Corman’s World: Exploits Of A Hollywood Rebel Review: Monster Monster!


CORMAN’S WORLD: EXPLOITS OF A HOLLYWOOD REBEL:
On General Release Tuesday 21st February

If you were to ask the average movie-goer who Roger Corman is, you’d more than likely be met with blank-eyed incomprehension.  That’s a real shame as not only is he a great risk taker who would do anything to get a film made but he also gave some of Hollywood’s brightest stars their first starts.

Corman’s World is a long-overdue documentary which charts his life from his very first job as a script reader for Fox, to director, producer and eventually the set of his 390th film as producer: Dinoshark.  There’s very little here that won’t raise a smile, from his urbanely genial optimism to some excellent footage of early low-budget creature features, teenage biker movies and 1970s exploitation flicks along with some truly impressive talking heads.

Although Corman is frequently derisively called The King Of The B’s and has produced more schlocky crap than most audiences will ever see, people are often mistaken in thinking that he doesn’t care about the films he makes.  Through some frank interviews with Corman himself, we learn that that’s not the case with expected clips from Attack Of The Crab Monsters but also his more critically acclaimed films including a whole series of Edgar Allen Poe adaptations and the largely forgotten but brave race-hate drama The Intruder, which gave William Shatner his first starring role.

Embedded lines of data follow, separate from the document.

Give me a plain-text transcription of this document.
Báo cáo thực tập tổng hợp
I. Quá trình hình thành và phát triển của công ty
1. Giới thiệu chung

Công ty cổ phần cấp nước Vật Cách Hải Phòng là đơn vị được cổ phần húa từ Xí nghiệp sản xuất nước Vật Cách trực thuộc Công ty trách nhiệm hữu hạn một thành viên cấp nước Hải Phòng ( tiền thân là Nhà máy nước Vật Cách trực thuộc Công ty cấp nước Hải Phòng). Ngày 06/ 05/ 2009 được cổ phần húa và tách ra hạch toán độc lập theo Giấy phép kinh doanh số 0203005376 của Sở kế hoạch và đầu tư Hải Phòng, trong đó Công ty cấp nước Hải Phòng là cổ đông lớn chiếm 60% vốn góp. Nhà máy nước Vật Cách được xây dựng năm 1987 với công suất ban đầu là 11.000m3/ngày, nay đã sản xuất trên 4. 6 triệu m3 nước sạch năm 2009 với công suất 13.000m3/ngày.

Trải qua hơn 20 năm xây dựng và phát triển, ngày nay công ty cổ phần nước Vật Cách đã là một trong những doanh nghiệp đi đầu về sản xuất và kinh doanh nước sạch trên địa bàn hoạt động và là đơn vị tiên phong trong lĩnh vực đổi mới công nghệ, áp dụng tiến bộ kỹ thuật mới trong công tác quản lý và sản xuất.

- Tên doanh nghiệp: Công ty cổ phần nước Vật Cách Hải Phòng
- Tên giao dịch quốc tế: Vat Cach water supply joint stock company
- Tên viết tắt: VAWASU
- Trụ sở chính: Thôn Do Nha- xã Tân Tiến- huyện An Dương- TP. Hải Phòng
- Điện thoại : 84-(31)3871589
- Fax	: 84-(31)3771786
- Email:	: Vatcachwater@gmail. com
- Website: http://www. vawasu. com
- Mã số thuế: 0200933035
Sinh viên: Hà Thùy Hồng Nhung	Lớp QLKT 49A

And curiously, though he was often in the business of cheap thrills, his personal tastes leant towards arthouse – giving US audience’s their first exposure to foreign masters such as Fellini and Bergman.

First-time filmmaker Alex Stapleton has rounded up an impressive array of talking heads, including luminaries like Jack Nicholson, Robert De Niro, Martin Scorsese, Jonathan Demme, Ron Howard, David Carradine, Pam Grier, Peter Fonda, Joe Dante and Bruce Dern – all of whom were given their first starts by Corman.

Scorsese and Nicholson are the most entertaining – the former with his idiosyncratic clipped observations and the latter who recalls with great humour some of the terrible films he made in his early career with Corman.  There’s also a particularly moving moment when Nicholson breaks down in tears while trying to express the depth of his emotion for the great man.

But more than his irrepressible enthusiasm and affable temperament, Corman’s World captures his knack for not only recognising new talent but also an uncanny eye for giving an audience what it wants.  It also importantly addresses why Corman never quite made it big while the stars he discovered did – the arrival of Star Wars and Jaws in the late 70s meant that for the first time, big budgets were being put into the kinds of films that he’d always made.

It’s a wonderful celebration of his life which is constantly charming, frequently funny and will hopefully shine a spotlight on a frequently overlooked and important film maker.